The antimicrobial properties of copper have been known for centuries but it was only in the past five years that further research into the area has been conducted. In February 2008, the Environmental Protection Agency (EPA) approved the registration of copper as an antimicrobial material. Since then, the ICA carried out a number of clinical trials in the UK, the US, Chile, Japan and Germany, and was able to demonstrate that the amount of deadly pathogens and bacteria reduces by more than 90% within two hours when copper alloy touch surfaces are introduced into healthcare settings.
“We’ve learned that deadly pathogens do not survive on copper touch surfaces. For instance, MRSA and other bacteria such as E coli don’t survive, in fact, they actually die rather quickly,” says Steven Kukoda. In addition to the daily cleaning regimen and other standard infection control practices, copper could help to bring the always high numbers of MRSA infections down, which are currently standing at 100,000 infections every year in the US alone.

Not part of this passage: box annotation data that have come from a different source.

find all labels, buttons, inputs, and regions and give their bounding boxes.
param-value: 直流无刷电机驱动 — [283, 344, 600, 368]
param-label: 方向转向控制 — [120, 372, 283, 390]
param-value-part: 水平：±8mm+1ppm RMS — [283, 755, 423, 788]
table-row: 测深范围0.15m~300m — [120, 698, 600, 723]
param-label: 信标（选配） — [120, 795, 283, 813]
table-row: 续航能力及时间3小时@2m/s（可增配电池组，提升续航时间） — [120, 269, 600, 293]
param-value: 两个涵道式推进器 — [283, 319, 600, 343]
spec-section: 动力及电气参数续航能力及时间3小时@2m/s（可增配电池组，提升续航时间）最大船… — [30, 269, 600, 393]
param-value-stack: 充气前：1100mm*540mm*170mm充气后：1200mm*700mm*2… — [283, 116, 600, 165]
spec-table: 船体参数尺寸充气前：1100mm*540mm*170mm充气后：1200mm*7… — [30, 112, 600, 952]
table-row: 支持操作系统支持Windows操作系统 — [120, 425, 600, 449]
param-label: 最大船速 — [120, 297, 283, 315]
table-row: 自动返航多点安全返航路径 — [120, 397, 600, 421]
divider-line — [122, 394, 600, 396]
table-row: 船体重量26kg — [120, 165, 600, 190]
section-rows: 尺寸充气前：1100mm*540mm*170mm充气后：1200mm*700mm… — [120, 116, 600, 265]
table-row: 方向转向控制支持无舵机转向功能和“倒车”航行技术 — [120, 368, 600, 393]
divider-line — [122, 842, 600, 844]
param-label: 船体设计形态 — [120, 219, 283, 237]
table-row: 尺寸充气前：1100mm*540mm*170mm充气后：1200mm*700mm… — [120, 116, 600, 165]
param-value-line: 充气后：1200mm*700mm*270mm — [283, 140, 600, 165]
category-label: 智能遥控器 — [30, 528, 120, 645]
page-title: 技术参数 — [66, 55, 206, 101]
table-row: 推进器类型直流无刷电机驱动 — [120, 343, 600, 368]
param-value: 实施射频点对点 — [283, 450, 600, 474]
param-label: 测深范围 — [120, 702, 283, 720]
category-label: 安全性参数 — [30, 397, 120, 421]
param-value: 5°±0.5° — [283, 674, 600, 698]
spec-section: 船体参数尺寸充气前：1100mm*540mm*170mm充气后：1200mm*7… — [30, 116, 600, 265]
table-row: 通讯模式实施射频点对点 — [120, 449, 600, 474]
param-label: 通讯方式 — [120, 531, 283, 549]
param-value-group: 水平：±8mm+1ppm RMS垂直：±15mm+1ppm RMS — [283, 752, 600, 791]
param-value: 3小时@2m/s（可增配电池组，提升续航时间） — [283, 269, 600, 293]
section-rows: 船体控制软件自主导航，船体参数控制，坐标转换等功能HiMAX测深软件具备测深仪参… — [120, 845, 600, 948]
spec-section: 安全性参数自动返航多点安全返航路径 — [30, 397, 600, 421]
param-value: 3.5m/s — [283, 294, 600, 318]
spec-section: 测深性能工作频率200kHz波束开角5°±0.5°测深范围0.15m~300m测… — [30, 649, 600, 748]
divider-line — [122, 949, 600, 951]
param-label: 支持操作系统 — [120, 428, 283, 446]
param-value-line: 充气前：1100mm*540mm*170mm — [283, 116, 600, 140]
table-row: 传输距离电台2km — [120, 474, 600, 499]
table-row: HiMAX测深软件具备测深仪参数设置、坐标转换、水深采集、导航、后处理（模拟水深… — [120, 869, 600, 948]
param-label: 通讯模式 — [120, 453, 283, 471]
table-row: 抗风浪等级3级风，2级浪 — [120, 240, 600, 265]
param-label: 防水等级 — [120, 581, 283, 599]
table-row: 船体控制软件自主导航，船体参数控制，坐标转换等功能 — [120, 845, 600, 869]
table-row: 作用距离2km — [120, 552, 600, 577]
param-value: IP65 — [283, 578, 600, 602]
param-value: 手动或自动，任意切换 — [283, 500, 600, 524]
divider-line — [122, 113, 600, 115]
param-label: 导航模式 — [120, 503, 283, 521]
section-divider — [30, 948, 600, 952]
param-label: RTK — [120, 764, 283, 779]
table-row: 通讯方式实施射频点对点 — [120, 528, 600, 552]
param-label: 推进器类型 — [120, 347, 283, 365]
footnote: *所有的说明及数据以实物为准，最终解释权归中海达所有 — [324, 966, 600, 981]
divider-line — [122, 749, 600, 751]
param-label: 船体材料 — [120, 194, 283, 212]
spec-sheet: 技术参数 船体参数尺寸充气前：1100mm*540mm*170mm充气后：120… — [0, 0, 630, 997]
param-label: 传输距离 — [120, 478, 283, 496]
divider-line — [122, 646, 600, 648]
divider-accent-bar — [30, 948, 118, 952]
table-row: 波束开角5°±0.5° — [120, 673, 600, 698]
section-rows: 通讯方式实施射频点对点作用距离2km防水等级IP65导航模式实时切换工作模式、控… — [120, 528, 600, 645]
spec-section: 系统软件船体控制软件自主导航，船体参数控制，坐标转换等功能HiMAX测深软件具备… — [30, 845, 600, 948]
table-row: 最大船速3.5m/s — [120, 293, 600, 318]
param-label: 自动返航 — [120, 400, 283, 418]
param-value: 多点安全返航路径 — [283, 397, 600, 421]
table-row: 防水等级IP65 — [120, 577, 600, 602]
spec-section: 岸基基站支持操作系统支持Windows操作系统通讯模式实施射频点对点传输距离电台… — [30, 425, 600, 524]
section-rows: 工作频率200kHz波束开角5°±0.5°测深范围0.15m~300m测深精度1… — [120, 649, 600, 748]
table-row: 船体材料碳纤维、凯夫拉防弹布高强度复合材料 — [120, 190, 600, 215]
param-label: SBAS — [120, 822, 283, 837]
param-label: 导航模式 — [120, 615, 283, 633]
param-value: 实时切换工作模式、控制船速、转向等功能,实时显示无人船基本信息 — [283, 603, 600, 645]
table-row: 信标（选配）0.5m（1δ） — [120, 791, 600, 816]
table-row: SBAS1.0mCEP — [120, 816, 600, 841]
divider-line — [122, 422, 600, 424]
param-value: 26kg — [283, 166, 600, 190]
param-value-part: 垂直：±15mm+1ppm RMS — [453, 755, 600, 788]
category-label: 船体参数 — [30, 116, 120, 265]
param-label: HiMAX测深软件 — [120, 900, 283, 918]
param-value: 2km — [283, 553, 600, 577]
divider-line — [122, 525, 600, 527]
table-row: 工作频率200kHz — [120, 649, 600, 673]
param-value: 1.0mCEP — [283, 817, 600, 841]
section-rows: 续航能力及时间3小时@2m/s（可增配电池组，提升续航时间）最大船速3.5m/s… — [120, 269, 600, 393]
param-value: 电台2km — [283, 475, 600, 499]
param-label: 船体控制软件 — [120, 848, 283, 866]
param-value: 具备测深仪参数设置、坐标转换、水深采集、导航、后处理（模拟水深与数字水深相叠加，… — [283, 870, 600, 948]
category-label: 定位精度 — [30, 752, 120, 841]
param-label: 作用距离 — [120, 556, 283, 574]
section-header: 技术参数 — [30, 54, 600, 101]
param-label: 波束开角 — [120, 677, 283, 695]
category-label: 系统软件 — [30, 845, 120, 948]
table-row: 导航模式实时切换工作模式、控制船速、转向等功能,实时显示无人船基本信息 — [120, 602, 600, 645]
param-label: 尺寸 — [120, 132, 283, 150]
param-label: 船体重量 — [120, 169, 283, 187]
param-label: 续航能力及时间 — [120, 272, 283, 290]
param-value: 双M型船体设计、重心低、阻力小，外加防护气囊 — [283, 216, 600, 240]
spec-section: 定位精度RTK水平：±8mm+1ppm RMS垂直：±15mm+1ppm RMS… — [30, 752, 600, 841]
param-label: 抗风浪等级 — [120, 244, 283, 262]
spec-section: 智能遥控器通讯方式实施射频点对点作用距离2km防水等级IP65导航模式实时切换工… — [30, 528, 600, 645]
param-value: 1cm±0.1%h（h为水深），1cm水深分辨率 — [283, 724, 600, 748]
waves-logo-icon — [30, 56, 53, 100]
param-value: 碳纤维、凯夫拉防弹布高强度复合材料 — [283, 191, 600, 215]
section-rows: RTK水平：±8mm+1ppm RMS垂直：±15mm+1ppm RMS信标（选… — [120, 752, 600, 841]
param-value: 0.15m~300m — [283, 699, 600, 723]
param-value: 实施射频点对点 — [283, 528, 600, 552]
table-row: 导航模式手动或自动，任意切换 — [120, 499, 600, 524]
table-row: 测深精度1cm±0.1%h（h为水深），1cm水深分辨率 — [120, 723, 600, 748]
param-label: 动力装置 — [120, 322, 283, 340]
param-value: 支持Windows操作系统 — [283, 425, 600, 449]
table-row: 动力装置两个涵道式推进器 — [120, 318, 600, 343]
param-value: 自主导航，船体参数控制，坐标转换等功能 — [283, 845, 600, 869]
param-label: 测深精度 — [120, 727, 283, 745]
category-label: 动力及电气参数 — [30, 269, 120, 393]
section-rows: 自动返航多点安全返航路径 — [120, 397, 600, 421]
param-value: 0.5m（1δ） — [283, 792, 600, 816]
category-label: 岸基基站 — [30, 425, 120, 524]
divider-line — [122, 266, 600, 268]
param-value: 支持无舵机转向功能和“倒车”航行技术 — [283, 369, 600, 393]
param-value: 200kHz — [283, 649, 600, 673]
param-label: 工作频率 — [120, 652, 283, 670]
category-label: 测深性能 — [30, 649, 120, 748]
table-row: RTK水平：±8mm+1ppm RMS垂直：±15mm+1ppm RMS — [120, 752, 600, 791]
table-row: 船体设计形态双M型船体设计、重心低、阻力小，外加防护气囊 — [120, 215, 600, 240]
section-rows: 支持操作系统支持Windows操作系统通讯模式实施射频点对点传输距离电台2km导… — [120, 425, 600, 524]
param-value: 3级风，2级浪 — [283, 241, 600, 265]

“People are used to seeing stainless steel and plastics for touch surfaces but the fact is that those other materials are not antimicrobial –copper is,” continues Kukoda. “We’ve really began to understand just how important this property of copper can be to society. Pathogens on copper touch surfaces die very quickly and copper is continuously killing these bacteria.”
Other areas of interest are the introduction of copper in air conditioners, and in nets for fish farms and aquaculture to abolish the oxygen-depredating build-up of biofilms on currently used synthetic materials.
“Pathogens don’t grow on copper and the same is true for mould and fungi or the development of bio-films on applications in the sea,” says Kukoda. “Copper has a unique ability and we are trying to benefit from this ability through new technologies and applications.”
Even though copper has been around for thousands of years, the industry never gets tired of reinventing the orange metal into new technologies and applications. According to Kukoda, copper will be around for some more years to come, in different forms and shapes, in traditional but also new applications and technologies. “It is pretty exciting,” he says.